NEW & NOTEWORTHY This research showed that a moderate-intensity prenatal exercise program, consisting of aerobic and resistance training, did not negatively impact normal alterations in substrate supply and demand for the mother and the offspring throughout gestation. Findings provide support for metabolic safety of exercise during pregnancy.
INTRODUCTION
In obesity, excess lipids in circulation can result in a mismatch between fuel availability (e.g., long-chain fatty acids, LCFA) and energy turnover (energy demand). LCFA availability that outpaces mitochondrial β-oxidation and/or alterations in the function of the machinery responsible for β-oxidation and oxidative phosphorylation (1, 2) can result in the accumulation of long-chain acylcarnitine moieties [LC-AC, e.g., myristoylcarnitine (C14), palmitoylcarnitine (C16), oleoylcarnitine (C18:1), linoleoylcarnitine (C18:2)], formed from the esterification of a LCFA to a molecule of carnitine, catalyzed by carnitine palmitoyltransferase 1 (3). LC-ACs that accumulate are eventually trafficked out of the mitochondria and ultimately into circulation (4, 5). Accordingly, LC-ACs can be used as markers of the coupling of fatty acid availability relative to the metabolic demand of energy in tissues such as skeletal muscle [“metabolic overload” (6)]. Maternal body mass index (BMI) is positively associated with circulating concentrations of LC-ACs (7), indicating that there may be an over-availability of fatty acids in an environment that does not match the demand. This high-supply environment during pregnancy could potentially have ramifications for the growing fetus, supported by the Developmental Origins of Health and Disease (DOHaD) theory, suggesting that the maternal environment directly influences the short- and long-term health of the offspring (8). Thus, it is critical to determine lifestyle practices that can be used to attenuate the metabolic burden of maternal obesity on the growing offspring.
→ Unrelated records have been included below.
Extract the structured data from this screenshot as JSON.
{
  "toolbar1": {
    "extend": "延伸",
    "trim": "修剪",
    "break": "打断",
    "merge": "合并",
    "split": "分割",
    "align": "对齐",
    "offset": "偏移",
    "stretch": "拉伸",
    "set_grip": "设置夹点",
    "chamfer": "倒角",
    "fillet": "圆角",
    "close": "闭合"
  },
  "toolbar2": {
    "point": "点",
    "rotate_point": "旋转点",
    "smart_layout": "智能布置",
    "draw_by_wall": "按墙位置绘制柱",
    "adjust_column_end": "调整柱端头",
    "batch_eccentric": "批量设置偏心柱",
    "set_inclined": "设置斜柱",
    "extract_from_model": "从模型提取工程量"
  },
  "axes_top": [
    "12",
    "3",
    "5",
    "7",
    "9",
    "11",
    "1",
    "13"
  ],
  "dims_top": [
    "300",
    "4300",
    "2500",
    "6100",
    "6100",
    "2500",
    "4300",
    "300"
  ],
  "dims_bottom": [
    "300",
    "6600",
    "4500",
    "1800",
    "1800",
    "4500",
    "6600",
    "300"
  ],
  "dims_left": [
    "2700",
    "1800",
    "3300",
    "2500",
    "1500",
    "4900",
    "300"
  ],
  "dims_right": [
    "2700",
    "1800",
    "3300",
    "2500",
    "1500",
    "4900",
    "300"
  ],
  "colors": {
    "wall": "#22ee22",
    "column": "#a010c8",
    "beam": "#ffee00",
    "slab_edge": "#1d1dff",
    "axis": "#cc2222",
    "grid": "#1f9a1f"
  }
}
Exercise training reduces circulating resting LC-AC concentrations in individuals with obesity (9, 10). However, to our knowledge, no reports have examined this relationship in pregnancy. Here, we investigated the impact of a moderate-intensity aerobic and resistance exercise intervention during pregnancy on circulating resting LC-AC levels in women with obesity. We hypothesized that exercise would reduce circulating resting LC-AC levels during pregnancy.
MATERIALS AND METHODS
Participants
This study is a subanalysis of 80 women from an ongoing randomized controlled trial (ClinicalTrials.gov Identifier: NCT02125149) at the Arkansas Children’s Nutrition Center (ACNC), and methods have been previously published (11). In the parent study, participants were recruited in the first 12 wk of gestation. After screening, participants were included if they satisfied the following criteria: prepregnancy obese body mass index (BMI) classification (≥30.0 kg/m2), singleton pregnancy, ≥18 yr of age, sedentary (did not engage in intentional physical activity, sedentary work activity level), and conception without assisted fertility treatments. Participants were excluded if they satisfied the following criteria: preexisting medical conditions (e.g., gestational diabetes mellitus, diabetes, hypertension), use of recreational drugs, tobacco or alcohol during pregnancy, and contraindications to exercise during pregnancy. After enrollment, participants were randomized to either an exercise or standard-of-care control group. An analysis concluded that 40 participants/group were needed to achieve sufficient power for the current substudy (see Statistical Analysis), the exercise group was chosen as the 40 women with the highest exercise compliance (>56%). The control group was matched to the exercise group based on BMI and race.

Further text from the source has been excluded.